Otherwise, Easley warned tobacco companies he would file a lawsuit to recover billions of Medicaid dollars the state has spent to treat sick smokers.
Easley sent a letter outlining his terms for a settlement to former state Supreme Court Justice Phil Carlton, a Pinetops attorney who has acted as the tobacco industry's lead negotiator in Medicaid lawsuits brought by 40 other states.
The letter is under consideration by his clients - Philip Morris, R.J. Reynolds, Lorillard, Brown & Williamson and U.S. Tobacco, Carlton said Wednesday.
``I'm not sure what will happen next,'' he said. ``It is in a review stage.''
Easley's letter, dated June 10, was not released to the public. A copy was obtained by The News & Observer on Wednesday.
Framework for a settlement includes compensation that would be similar to other settlements the industry has reached with other states.
Easley also proposed reaching a settlement modeled after an agreement reached between the tobacco industry and Minnesota two months ago to settle that state's Medicaid lawsuit.

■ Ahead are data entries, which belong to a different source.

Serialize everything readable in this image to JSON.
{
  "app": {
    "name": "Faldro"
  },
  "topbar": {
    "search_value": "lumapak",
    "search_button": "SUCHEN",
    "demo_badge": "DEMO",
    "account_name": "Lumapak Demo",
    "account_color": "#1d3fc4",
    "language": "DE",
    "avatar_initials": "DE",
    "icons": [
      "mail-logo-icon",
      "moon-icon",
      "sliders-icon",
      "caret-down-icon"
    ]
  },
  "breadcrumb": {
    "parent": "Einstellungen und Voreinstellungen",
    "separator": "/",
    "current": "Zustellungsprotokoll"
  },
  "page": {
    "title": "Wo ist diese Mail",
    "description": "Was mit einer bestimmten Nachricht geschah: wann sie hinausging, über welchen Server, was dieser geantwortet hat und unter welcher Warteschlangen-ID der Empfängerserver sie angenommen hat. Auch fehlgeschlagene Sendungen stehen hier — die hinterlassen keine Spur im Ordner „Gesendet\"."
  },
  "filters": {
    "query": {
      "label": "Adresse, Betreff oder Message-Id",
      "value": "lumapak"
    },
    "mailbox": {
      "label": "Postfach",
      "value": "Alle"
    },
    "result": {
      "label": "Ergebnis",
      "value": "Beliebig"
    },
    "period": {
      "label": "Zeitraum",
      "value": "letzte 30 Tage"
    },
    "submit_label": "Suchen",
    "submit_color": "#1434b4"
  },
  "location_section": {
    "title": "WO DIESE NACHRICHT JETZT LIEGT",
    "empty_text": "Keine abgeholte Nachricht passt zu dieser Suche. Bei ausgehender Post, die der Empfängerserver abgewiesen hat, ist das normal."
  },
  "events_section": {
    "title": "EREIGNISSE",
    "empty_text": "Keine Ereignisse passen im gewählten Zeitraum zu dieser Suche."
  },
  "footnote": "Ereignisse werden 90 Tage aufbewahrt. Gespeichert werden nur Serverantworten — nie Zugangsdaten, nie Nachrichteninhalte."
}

Also under the settlement, outdoor tobacco advertising would be banned, as would product placements in movies by cigarette makers. Lobbying by tobacco companies would be subject to expanded public disclosure, and the industry couldn't lobby against bills or regulations aimed at reducing youth smoking.
If a settlement can be reached without the state having to file a lawsuit, Easley proposed using 25 percent of the funds, which would otherwise go to attorneys hired to assist the state, to go toward economic aid to tobacco growers, their communities and cigarette workers.
Easley did not specify how much money North Carolina would seek.
Carlton said he thought the letter was a smart move on Easley's part.
``The tobacco companies I represent have all the state cases under the microscope right now,'' he said. ``What Mike Easley has done is let them know he doesn't intend for North Carolina to be left out.''
The tobacco companies might be receptive to a plan that would offer some economic assistance to their employees, Carlton said.
``I think most people would rather see some of the money go to farmers and tobacco workers rather than a bunch of lawyers,'' he said.
Four states have recently reached multi-billion-dollar settlements with the tobacco industry through such lawsuits, and 36 more have lawsuits pending.
Easley has a large obstacle to face before filing a lawsuit.
In 1995, state law was altered by the General Assembly to prevent anyone living in the state from bringing class-action suits against cigarette makers. That exemption probably would have to be eliminated for the state to recover Medicaid funds spent treating smoking-related illnesses.
Easley has asked the General Assembly to do away with that exemption, but it has not acted on his request so far.
Many members of the N.C. Senate are interested in eliminating the exemption, according to Julia White, a spokesperson for Senate President Pro Tem Marc Basnight.